Pricing for a PCI audit depends on scoping factors, including what type of organization you are, number of annual transactions, payment applications, physical locations, third parties, and audit frequency. Pricing will also vary based on the compliance level needed, inclusion of a gap analysis, or inclusion of additional remediation time.
How long does a PCI audit take to complete?

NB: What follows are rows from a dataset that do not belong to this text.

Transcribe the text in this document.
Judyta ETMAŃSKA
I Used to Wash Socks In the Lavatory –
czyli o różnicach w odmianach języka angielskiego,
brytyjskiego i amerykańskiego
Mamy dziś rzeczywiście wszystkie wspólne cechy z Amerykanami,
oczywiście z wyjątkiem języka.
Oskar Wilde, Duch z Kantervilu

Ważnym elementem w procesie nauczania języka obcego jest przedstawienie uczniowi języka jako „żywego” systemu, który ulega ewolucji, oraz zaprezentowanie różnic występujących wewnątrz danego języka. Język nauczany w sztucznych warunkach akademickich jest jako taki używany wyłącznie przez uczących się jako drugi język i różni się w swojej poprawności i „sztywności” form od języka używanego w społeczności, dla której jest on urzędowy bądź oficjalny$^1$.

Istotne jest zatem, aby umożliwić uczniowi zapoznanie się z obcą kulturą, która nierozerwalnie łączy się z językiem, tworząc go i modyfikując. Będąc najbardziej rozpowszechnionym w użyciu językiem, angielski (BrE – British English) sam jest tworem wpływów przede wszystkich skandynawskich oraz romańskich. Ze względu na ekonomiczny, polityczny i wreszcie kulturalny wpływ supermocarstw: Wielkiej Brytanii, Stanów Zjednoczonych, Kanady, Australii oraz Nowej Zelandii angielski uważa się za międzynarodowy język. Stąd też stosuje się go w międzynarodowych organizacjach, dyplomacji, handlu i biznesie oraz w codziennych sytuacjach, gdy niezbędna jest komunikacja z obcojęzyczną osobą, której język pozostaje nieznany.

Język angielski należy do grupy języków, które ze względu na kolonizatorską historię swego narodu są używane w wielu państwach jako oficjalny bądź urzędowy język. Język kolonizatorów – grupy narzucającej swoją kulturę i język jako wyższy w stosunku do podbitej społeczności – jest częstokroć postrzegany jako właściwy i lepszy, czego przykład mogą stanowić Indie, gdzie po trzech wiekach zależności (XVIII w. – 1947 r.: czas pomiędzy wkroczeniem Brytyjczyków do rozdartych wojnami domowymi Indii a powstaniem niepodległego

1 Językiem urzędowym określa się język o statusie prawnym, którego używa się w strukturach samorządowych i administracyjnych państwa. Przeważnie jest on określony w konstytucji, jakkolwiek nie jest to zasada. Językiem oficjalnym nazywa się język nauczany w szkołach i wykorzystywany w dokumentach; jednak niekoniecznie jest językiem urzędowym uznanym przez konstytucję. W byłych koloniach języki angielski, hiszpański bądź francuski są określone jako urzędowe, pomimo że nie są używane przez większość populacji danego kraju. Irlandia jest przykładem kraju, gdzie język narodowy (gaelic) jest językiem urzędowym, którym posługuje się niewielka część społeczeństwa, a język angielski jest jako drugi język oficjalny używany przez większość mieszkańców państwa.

The average PCI audit, using KirkpatrickPrice’s process, is completed in 18 weeks. The engagement begins with scoping procedures, then moves into an onsite visit, evidence review, report writing, and concludes with the delivery of a PCI report. This timeline is extended when a gap analysis must be performed or when remediation takes longer than expected.
What do I receive when my PCI audit is complete?
PCI audits culminate in a final report to communicate confidence and assurance that mission-critical networks and physical environments are protected against the most damaging forms of threats. The components and formatting of PCI reports delivered by KirkpatrickPrice are based on guidelines provided by the PCI SSC and written by our in-house Professional Writing team.
How long is a PCI report valid?
The opinion stated in a PCI report is valid for twelve months following the date the report was issued.
How often does a PCI audit need to be performed?
Industry standard is to schedule a PCI audit to be performed annually or when significant changes are made that will impact the control environment. Any frequency less than that will demonstrate a lack of commitment to compliance, plus it may cause distrust.
Who is involved in a PCI audit?
In every PCI engagement, our Information Security Auditors are required by the PCI SSC to maintain communication with management and those charged with governance. Other team members involved in the audit could come from anywhere in your organization, ranging from IT to development to compliance officers – anyone with the appropriate responsibilities for and knowledge of the matters concerned in the audit.